E ancora: la cronaca del venticinquesimo compleanno della contessina Olghina di Robilant il 5 novembre 1958 con un centinaio di persone su di giri fra cui Linda Christian, Elsa Martinelli, Anita Ekberg, Luca Ronconi e Laura Betti e una giovane attrice turca, Aïché Nanà che improvvisò un audace spogliarello, fu fotografata, e l’Italia democristiana e bacchettona la espulse immediatamente. E poi: la lunga intervista a Hitchcock di passaggio nel 1960 dall’isola di Ischia con la moglie e le congetture con lui per risolvere alcuni celebri gialli italiani, e infine storie di spie e spioni come Mordechai Louk, ritrovato in un baule mezzo drogato, stravolto, sporco e puzzolente per essersi vomitato addosso. Lo soprannominarono “la mummia nel sarcofago” perché lo spediva l’Ambasciata d’Egitto al Cairo. Era il 18 novembre 1964 e la storia che venne fuori dalle indagini di Salerno e della polizia è tutta da leggere.

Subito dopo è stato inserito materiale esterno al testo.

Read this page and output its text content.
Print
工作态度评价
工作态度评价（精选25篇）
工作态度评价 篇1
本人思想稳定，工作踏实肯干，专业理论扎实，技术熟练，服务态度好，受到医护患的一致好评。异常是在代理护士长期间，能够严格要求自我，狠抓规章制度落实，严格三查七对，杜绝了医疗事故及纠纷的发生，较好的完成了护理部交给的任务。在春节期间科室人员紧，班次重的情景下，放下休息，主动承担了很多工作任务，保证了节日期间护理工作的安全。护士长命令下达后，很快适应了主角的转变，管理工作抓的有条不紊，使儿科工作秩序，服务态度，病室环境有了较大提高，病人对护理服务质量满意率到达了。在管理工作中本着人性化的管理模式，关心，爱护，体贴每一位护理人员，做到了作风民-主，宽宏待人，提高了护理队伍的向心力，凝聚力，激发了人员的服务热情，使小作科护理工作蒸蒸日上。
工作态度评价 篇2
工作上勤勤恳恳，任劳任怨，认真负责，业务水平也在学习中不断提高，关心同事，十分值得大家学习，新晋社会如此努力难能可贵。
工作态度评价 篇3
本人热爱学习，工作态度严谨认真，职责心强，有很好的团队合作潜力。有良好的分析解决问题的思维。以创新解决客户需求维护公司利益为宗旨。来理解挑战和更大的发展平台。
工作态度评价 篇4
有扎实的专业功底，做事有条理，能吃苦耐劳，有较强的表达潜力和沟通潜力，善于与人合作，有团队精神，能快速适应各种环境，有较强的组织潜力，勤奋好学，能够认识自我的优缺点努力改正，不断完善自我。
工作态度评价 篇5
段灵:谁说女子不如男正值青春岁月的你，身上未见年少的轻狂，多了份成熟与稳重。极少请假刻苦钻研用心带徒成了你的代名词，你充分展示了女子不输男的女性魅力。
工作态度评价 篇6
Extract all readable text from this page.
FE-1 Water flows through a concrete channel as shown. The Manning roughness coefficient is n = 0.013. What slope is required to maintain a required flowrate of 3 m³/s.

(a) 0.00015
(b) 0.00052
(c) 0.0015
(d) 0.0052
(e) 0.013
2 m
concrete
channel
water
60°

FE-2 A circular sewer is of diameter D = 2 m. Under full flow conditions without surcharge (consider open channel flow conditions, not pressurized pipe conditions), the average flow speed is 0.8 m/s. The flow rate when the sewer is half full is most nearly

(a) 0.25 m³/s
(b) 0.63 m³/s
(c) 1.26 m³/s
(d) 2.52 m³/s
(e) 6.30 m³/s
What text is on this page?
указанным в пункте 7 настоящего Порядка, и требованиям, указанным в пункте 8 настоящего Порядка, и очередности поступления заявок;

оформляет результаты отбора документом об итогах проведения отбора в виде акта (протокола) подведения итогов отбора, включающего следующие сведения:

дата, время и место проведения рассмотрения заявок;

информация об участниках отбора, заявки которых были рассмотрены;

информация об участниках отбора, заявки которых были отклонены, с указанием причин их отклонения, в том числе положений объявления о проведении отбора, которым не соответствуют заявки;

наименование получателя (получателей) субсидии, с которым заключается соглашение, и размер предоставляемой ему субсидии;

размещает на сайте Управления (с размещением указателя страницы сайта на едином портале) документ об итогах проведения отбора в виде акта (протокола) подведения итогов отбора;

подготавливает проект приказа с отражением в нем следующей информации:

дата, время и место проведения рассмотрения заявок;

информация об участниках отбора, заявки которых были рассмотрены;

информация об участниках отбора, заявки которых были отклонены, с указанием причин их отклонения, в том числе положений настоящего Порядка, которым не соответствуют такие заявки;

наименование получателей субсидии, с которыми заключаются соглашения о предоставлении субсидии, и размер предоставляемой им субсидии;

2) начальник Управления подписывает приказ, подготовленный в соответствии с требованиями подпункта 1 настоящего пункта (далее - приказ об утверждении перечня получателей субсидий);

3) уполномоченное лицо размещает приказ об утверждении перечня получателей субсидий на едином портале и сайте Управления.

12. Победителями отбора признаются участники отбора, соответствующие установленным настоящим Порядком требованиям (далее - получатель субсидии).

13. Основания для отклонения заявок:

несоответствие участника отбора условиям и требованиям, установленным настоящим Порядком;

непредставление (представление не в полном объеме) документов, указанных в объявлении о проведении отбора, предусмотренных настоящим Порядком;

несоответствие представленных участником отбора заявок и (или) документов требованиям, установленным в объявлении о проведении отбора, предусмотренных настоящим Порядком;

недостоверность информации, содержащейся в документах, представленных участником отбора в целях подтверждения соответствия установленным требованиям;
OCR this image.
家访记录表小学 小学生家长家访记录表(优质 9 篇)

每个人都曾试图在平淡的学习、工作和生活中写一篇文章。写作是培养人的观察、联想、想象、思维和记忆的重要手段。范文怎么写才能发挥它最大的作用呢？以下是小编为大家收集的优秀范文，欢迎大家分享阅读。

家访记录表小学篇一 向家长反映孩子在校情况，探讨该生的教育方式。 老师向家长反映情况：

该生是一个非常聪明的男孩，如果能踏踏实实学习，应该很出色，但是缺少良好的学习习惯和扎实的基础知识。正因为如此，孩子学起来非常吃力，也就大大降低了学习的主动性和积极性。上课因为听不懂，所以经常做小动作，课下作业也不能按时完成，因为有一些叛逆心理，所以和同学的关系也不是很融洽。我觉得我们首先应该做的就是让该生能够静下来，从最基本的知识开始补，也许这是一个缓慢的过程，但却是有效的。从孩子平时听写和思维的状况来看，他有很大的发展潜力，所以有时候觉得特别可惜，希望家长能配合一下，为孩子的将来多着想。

Ma i passi più importanti del libro Fantasmi a Roma a mio giudizio sono quelli che riguardano la profonda conoscenza che Salerno ha di Israele e della questione palestinese. Una conoscenza iniziata nel lontano 1957 quando incontra a Roma Yosef Burg, uno dei fondatori d’Israele, leader del partito nazional‑religioso e allora ministro delle Poste e prosegue con una vita trascorsa a Gerusalemme come corrispondente de Il Messaggero. Riporto queste righe perché spiegano il tormento di un inviato vero, ebreo per parte di madre, comunista per parte di padre, che ha cercato di raccontare il Medio Oriente con onestà nella sua vita adulta.
Vidi Fausto Coen per l’ultima volta alla fine degli anni novanta. Il mitico direttore storico di Paese Sera, il mio direttore, mi salutò con calore e una frase da cui traspirava disperazione. “Eric, abbiamo sbagliato tutto. – esitai, cercai di capire a cosa si riferiva. Da anni ero fisso a Gerusalemme come inviato del Messaggero… – Noi ebrei eravamo intelligenti quando eravamo in Europa… Non dovevamo creare Israele..” Sentirlo – lui che aveva scritto una storia di Israele, che dirigeva Sorgenti di vita, un programma tv legato alle comunità ebraiche italiane che cercava di raccontare la storia degli ebrei di ieri e oggi – pronunciare quella frase …mi lasciò sbalordito. Oggi non lo sarei….penso a Israele, ai palestinesi, al Medio Oriente in fiamme, all’Ucraina e alle città e villaggi a pochi chilometri da dove in Bielorussia era nata mia madre. Ai sogni frantumati di molti popoli. Ai cicli della nostra civiltà, del nostro universo. La minaccia nucleare degli anni della mia gioventù nuovamente sulla bocca di tutti; speranze di pace e convivenza non solo a livello mondiale si sono allontanate.